Oxycontin. Codeine. Fentanyl. All prescription drugs to which countless patients have become addicted. As America battles an opioid crisis that sees 170 citizens die everyday, lawyers and prosecutors are trying to bring an end to Big Pharma’s impunity. How did it happen?
Midwest City, Oklahoma. Family doctor, Regan Nichols, is on trial charged with five murders for over-prescribing opioids. Her lawyer insists that she was tricked into writing prescriptions by junkies and is being made a scape-goat. But others believe that doctors like Nichols bear a large responsibility for the crisis now engulfing the country.

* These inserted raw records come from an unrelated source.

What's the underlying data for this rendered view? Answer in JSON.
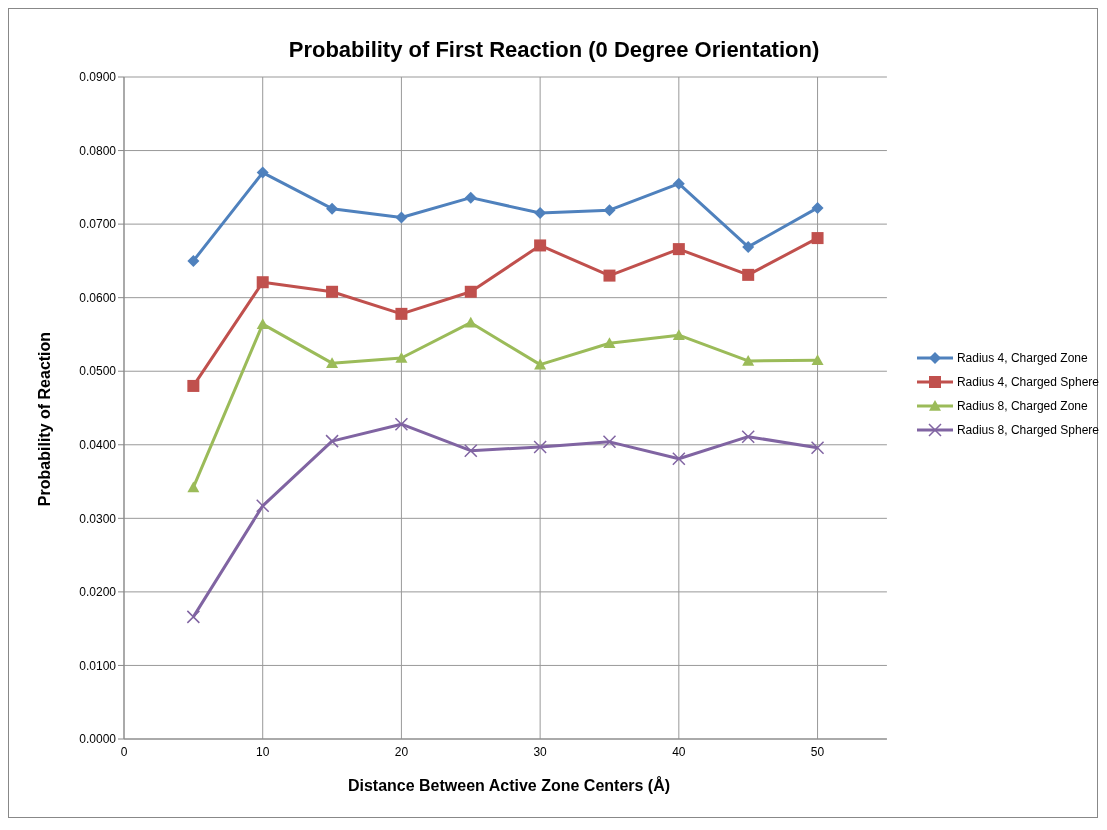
{
  "chart_data": {
    "type": "line",
    "title": "Probability of First Reaction (0 Degree Orientation)",
    "xlabel": "Distance Between Active Zone Centers (Å)",
    "ylabel": "Probability of Reaction",
    "x": [
      5,
      10,
      15,
      20,
      25,
      30,
      35,
      40,
      45,
      50
    ],
    "series": [
      {
        "name": "Radius 4, Charged Zone",
        "color": "#4f81bd",
        "marker": "diamond",
        "values": [
          0.065,
          0.077,
          0.0721,
          0.0709,
          0.0736,
          0.0715,
          0.0719,
          0.0755,
          0.0669,
          0.0722
        ]
      },
      {
        "name": "Radius 4, Charged Sphere",
        "color": "#c0504d",
        "marker": "square",
        "values": [
          0.048,
          0.0621,
          0.0608,
          0.0578,
          0.0608,
          0.0671,
          0.063,
          0.0666,
          0.0631,
          0.0681
        ]
      },
      {
        "name": "Radius 8, Charged Zone",
        "color": "#9bbb59",
        "marker": "triangle",
        "values": [
          0.0342,
          0.0564,
          0.0511,
          0.0518,
          0.0566,
          0.0509,
          0.0538,
          0.0549,
          0.0514,
          0.0515
        ]
      },
      {
        "name": "Radius 8, Charged Sphere",
        "color": "#8064a2",
        "marker": "cross",
        "values": [
          0.0166,
          0.0317,
          0.0405,
          0.0428,
          0.0392,
          0.0397,
          0.0404,
          0.0381,
          0.0411,
          0.0396
        ]
      }
    ],
    "xlim": [
      0,
      55
    ],
    "xticks": [
      0,
      10,
      20,
      30,
      40,
      50
    ],
    "ylim": [
      0,
      0.09
    ],
    "yticks": [
      {
        "value": 0,
        "label": "0.0000"
      },
      {
        "value": 0.01,
        "label": "0.0100"
      },
      {
        "value": 0.02,
        "label": "0.0200"
      },
      {
        "value": 0.03,
        "label": "0.0300"
      },
      {
        "value": 0.04,
        "label": "0.0400"
      },
      {
        "value": 0.05,
        "label": "0.0500"
      },
      {
        "value": 0.06,
        "label": "0.0600"
      },
      {
        "value": 0.07,
        "label": "0.0700"
      },
      {
        "value": 0.08,
        "label": "0.0800"
      },
      {
        "value": 0.09,
        "label": "0.0900"
      }
    ],
    "grid": true,
    "legend": "right",
    "line_style": "solid"
  }
}
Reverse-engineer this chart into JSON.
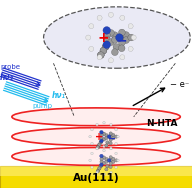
{
  "bg_color": "#ffffff",
  "au_color": "#f0d800",
  "au_label": "Au(111)",
  "nhta_label": "N-HTA",
  "ellipse_color": "#ee2222",
  "pump_label": "pump",
  "probe_label": "probe",
  "hv1_label": "hν₁",
  "hv2_label": "hν₂",
  "eminus_label": "− e⁻",
  "light_color_pump": "#22bbee",
  "light_color_probe": "#2233cc",
  "plus_color": "#ee0000",
  "minus_color": "#2233bb",
  "mol_center_color": "#bbbbdd",
  "gray_atom": "#999999",
  "blue_atom": "#2244bb",
  "white_atom": "#dddddd",
  "dark_gray_atom": "#555555"
}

Strong, opium-based pain killers like Oxycontin were traditionally only given to cancer sufferers. But from in the mid-1990s, they were rebranded and aggressively marketed for all types of pain. Patients were assured that these highly addictive drugs were completely safe. By the time the dangers of these pills became apparent and regulators started restricting access, it was too late. Denied the prescription drugs they had become dependent on and with a chronic lack of resources to treat addiction, addicts turned to harder drugs like heroin.
In this film, we follow those trying to reverse the trend: addicts struggling to get clean, lawyers and prosecutors trying to hold someone accountable and the police force building prevention.